Here comes ... the bridesman?
This summer, as Americans walk down the aisle, wedding-goers will be seeing more men in the bride's party and more women in the groom's party, according to experts.
"It's absolutely becoming more popular," said Elizabeth Howell of the Emily Post Institute (search), an etiquette organization formed in 1946 by famous civility expert Emily Post. "If a woman has a particularly close male friend, or a man has a particularly close female friend, why not?" she said.
Howell doesn't see any problem with the gender-bending trend. In fact, in 2001, Peggy Post updated her great-grandmother-in-law's wedding etiquette book to include protocol for opposite-sex attendants.
So what are the rules for these Friends-era weddings? Do “bridesmen” wear hot pink suits if the bridesmaids’ dresses are that color? Do “groomswomen” wear tuxedos?
Howell said opposite-sex attendants should try to blend in with the rest of the party.
"A man on the woman's side can wear a tuxedo. A woman on the man’s side can wear a dress that matches the bridesmaids' dresses. Or perhaps she would feel more comfortable in a pantsuit or a dress that matches the men's clothing," Howell said.
And then there's the question of what opposite-sex attendants should be called. Howell prefers "honor attendant" for both genders to terms like bridesman, best woman and man of honor.
But Olivia Johnson of upstate New York was recently asked to be her friend Ian's "best man."
"We were drunk when he asked me to be his best man," said the 26-year-old. "But I hope that's what I'll be called," she said.
And Johnson’s not worried about causing a stir on the big day.

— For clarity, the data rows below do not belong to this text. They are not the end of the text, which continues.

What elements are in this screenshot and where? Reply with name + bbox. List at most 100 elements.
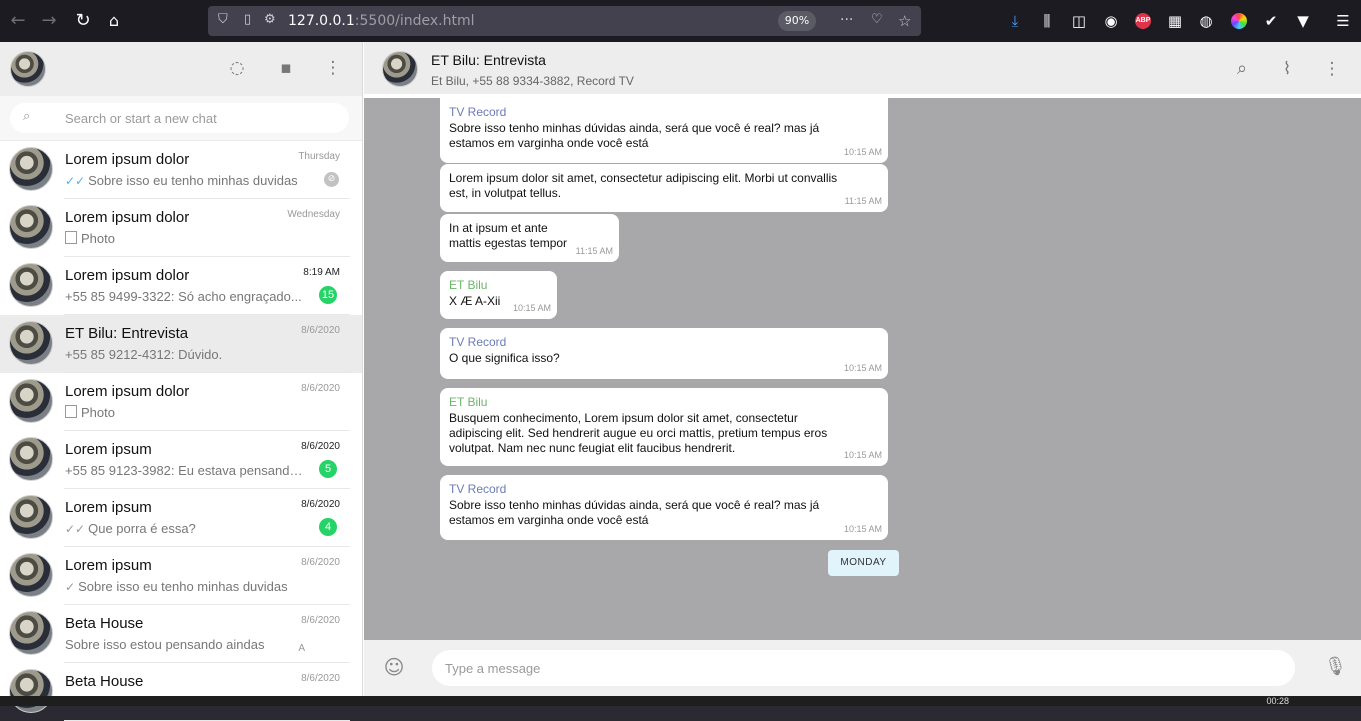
extension-check-icon[interactable]: ✔ [1261, 11, 1281, 31]
message-input[interactable] [432, 650, 1295, 686]
pocket-icon[interactable]: ♡ [871, 12, 883, 27]
chat-list-item[interactable]: Beta House 8/6/2020 Sobre isso estou pensa… [0, 605, 362, 663]
whatsapp-app: ◌ ▪ ⋮ ⌕ Lorem ipsum dolorThursday✓✓Sobre… [0, 42, 1361, 721]
chat-preview: ✓✓ Que porra é essa? [65, 521, 305, 536]
microphone-icon[interactable]: 🎙 [1324, 655, 1347, 679]
chat-name: Lorem ipsum dolor [65, 383, 190, 400]
new-chat-icon[interactable]: ▪ [275, 57, 297, 79]
chat-preview: ✓✓ Sobre isso eu tenho minhas duvidas [65, 173, 305, 188]
chat-name: Lorem ipsum dolor [65, 267, 190, 284]
library-icon[interactable]: ⫼ [1037, 11, 1057, 31]
extension-globe-icon[interactable]: ◍ [1196, 11, 1216, 31]
chat-list-item[interactable]: Lorem ipsum dolor Wednesday Photo [0, 199, 362, 257]
adblock-icon[interactable]: ABP [1135, 13, 1151, 29]
chat-preview-text: Photo [81, 405, 115, 420]
shield-icon[interactable]: ⛉ [218, 12, 228, 27]
chat-list-item[interactable]: Lorem ipsum dolor 8/6/2020 Photo [0, 373, 362, 431]
message-time: 10:15 AM [843, 147, 882, 157]
sidebar-header: ◌ ▪ ⋮ [0, 42, 362, 96]
chat-time: 8/6/2020 [301, 557, 340, 568]
bookmark-star-icon[interactable]: ☆ [898, 12, 911, 30]
message-area[interactable]: MONDAY TV Record Sobre isso tenho minhas … [364, 98, 1361, 640]
message-bubble[interactable]: Lorem ipsum dolor sit amet, consectetur … [440, 164, 888, 212]
chat-preview-text: +55 85 9212-4312: Dúvido. [65, 347, 223, 362]
chat-avatar [9, 379, 53, 423]
message-bubble[interactable]: ET Bilu X Æ A-Xii 10:15 AM [440, 271, 557, 319]
message-bubble[interactable]: In at ipsum et ante mattis egestas tempo… [440, 214, 619, 262]
chat-avatar [9, 669, 53, 713]
account-icon[interactable]: ◉ [1101, 11, 1121, 31]
status-icon[interactable]: ◌ [226, 57, 248, 79]
back-arrow-icon[interactable]: ← [7, 10, 29, 32]
chat-preview-text: +55 85 9499-3322: Só acho engraçado... [65, 289, 302, 304]
more-actions-icon[interactable]: ··· [840, 12, 853, 28]
chat-preview: +55 85 9123-3982: Eu estava pensando... [65, 463, 305, 478]
url-bar[interactable]: ⛉ ▯ ⚙ 127.0.0.1:5500/index.html 90% ··· … [208, 6, 921, 36]
chat-preview: ✓ Sobre isso eu tenho minhas duvidas [65, 579, 305, 594]
photo-icon [65, 231, 77, 244]
message-bubble[interactable]: TV Record Sobre isso tenho minhas dúvidas… [440, 98, 888, 163]
permissions-icon[interactable]: ⚙ [264, 12, 276, 27]
read-ticks-icon: ✓✓ [65, 174, 86, 188]
message-text: O que significa isso? [449, 351, 560, 365]
user-avatar[interactable] [10, 51, 46, 87]
extension-v-icon[interactable]: ▼ [1293, 11, 1313, 31]
chat-time: 8/6/2020 [301, 325, 340, 336]
message-bubble[interactable]: ET Bilu Busquem conhecimento, Lorem ipsum… [440, 388, 888, 466]
search-messages-icon[interactable]: ⌕ [1231, 58, 1253, 80]
sidebar-icon[interactable]: ◫ [1069, 11, 1089, 31]
chat-preview: +55 85 9499-3322: Só acho engraçado... [65, 289, 305, 304]
chat-avatar [9, 495, 53, 539]
menu-dots-icon[interactable]: ⋮ [1321, 58, 1343, 80]
search-input[interactable] [65, 103, 335, 133]
message-text: Sobre isso tenho minhas dúvidas ainda, s… [449, 121, 820, 150]
chat-list-item[interactable]: Lorem ipsum 8/6/2020 ✓✓ Que porra é essa? 4 [0, 489, 362, 547]
chat-time: Wednesday [287, 209, 340, 220]
chat-list-item[interactable]: Beta House 8/6/2020 [0, 663, 362, 721]
chat-list-item[interactable]: Lorem ipsum dolor Thursday ✓✓ Sobre isso eu… [0, 141, 362, 199]
chat-time: 8/6/2020 [301, 499, 340, 510]
message-sender: TV Record [449, 105, 507, 119]
menu-dots-icon[interactable]: ⋮ [322, 57, 344, 79]
chat-avatar [9, 611, 53, 655]
taskbar-clock: 00:28 [1266, 696, 1289, 706]
search-box[interactable]: ⌕ [10, 103, 349, 133]
chat-preview: Photo [65, 231, 305, 246]
extension-icon[interactable]: ▦ [1165, 11, 1185, 31]
color-picker-icon[interactable] [1231, 13, 1247, 29]
message-bubble[interactable]: TV Record O que significa isso? 10:15 AM [440, 328, 888, 379]
message-sender: TV Record [449, 335, 507, 349]
conversation-panel: ET Bilu: Entrevista Et Bilu, +55 88 9334… [364, 42, 1361, 696]
chat-preview-text: Sobre isso estou pensando aindas [65, 637, 265, 652]
menu-hamburger-icon[interactable]: ☰ [1333, 11, 1353, 31]
page-icon: ▯ [244, 12, 252, 27]
chat-preview-text: Photo [81, 231, 115, 246]
chat-name: ET Bilu: Entrevista [65, 325, 189, 342]
chat-time: 8/6/2020 [301, 673, 340, 684]
chat-list-item[interactable]: ET Bilu: Entrevista 8/6/2020 +55 85 9212-4… [0, 315, 362, 373]
chat-time: 8/6/2020 [301, 615, 340, 626]
chat-avatar [9, 437, 53, 481]
chat-name: Lorem ipsum [65, 557, 152, 574]
chat-list-item[interactable]: Lorem ipsum 8/6/2020 ✓ Sobre isso eu tenho … [0, 547, 362, 605]
conversation-header[interactable]: ET Bilu: Entrevista Et Bilu, +55 88 9334… [364, 42, 1361, 96]
contact-avatar[interactable] [382, 51, 418, 87]
chat-list-item[interactable]: Lorem ipsum dolor 8:19 AM +55 85 9499-3322… [0, 257, 362, 315]
chat-list-item[interactable]: Lorem ipsum 8/6/2020 +55 85 9123-3982: Eu … [0, 431, 362, 489]
message-text: Sobre isso tenho minhas dúvidas ainda, s… [449, 498, 820, 527]
reload-icon[interactable]: ↻ [72, 10, 94, 32]
download-icon[interactable]: ⤓ [1005, 11, 1025, 31]
forward-arrow-icon[interactable]: → [38, 10, 60, 32]
chat-preview: +55 85 9212-4312: Dúvido. [65, 347, 305, 362]
emoji-icon[interactable]: ☺ [382, 655, 406, 679]
unread-count-badge: 5 [319, 460, 337, 478]
home-icon[interactable]: ⌂ [103, 10, 125, 32]
chat-name: Lorem ipsum dolor [65, 151, 190, 168]
url-text[interactable]: 127.0.0.1:5500/index.html [288, 13, 475, 29]
chat-avatar [9, 553, 53, 597]
muted-icon: ⊘ [324, 172, 339, 187]
attach-icon[interactable]: ⌇ [1276, 58, 1298, 80]
message-time: 11:15 AM [575, 246, 613, 256]
message-bubble[interactable]: TV Record Sobre isso tenho minhas dúvidas… [440, 475, 888, 540]
zoom-level-badge[interactable]: 90% [778, 11, 816, 31]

"I don't think it will really come across as all that odd that I'm a woman, as Ian and Tamara are about the most laid-back people I've ever met," she said of the couple. "It's also good fun for comedy value."
But it's exactly this humorous element that bothers Dr. William Donohue, president of the Catholic League for Religious and Civil Rights (search).
"A marriage ceremony is a serious statement, not Saturday Night Live," he said. "I think it's incredibly immature to bring politically correct politics into a church."
Heather MacCuspie's parents and in-laws shared some of Donohue's reservations. The 22-year-old Florida resident and her husband Rob, 23, both wanted to include opposite-sex friends in their wedding parties. But their elders were none too pleased.
"They were like 'you're doing what?'" she said.
Heather's parents came to terms with the idea quickly -- but Rob's were more reluctant.
"They're more conservative … They tried to talk to him about how it wasn't traditional," MacCuspie said. "It came down to, if the church doesn't disapprove, it's okay. The church said they’ve had multiple people do it and it wasn't a problem."
Heather's “honor attendant,” Josh, even went to her bachelorette party, which included the usual club-hopping. But Rob’s groomswoman, Brandi, skipped his bachelor party.
“Let’s just say she decided with their plans that she didn’t want to,” MacCuspie said.
Leah Ingram, author of The Balanced Bride: Preparing Your Mind, Body and Spirit for Your Wedding and Beyond, said the opposite-sex attendant trend has a lot to do with the fact that today's brides and grooms are older than in previous generations.
"People are out on their own, out of college, living and working and making their own friendships," she explained.
MacCuspie said it's a matter of choosing to have people you love be in your wedding party, rather than following a dusty book of rules.
"I don't see people holding back because of tradition. It's a matter of who means the most to you," she said. "Who do you want to be a part of one of the biggest days of your life?"
But Donohue begged to differ.
"What's next? The groom in a white dress and the bride in a tux?" he said.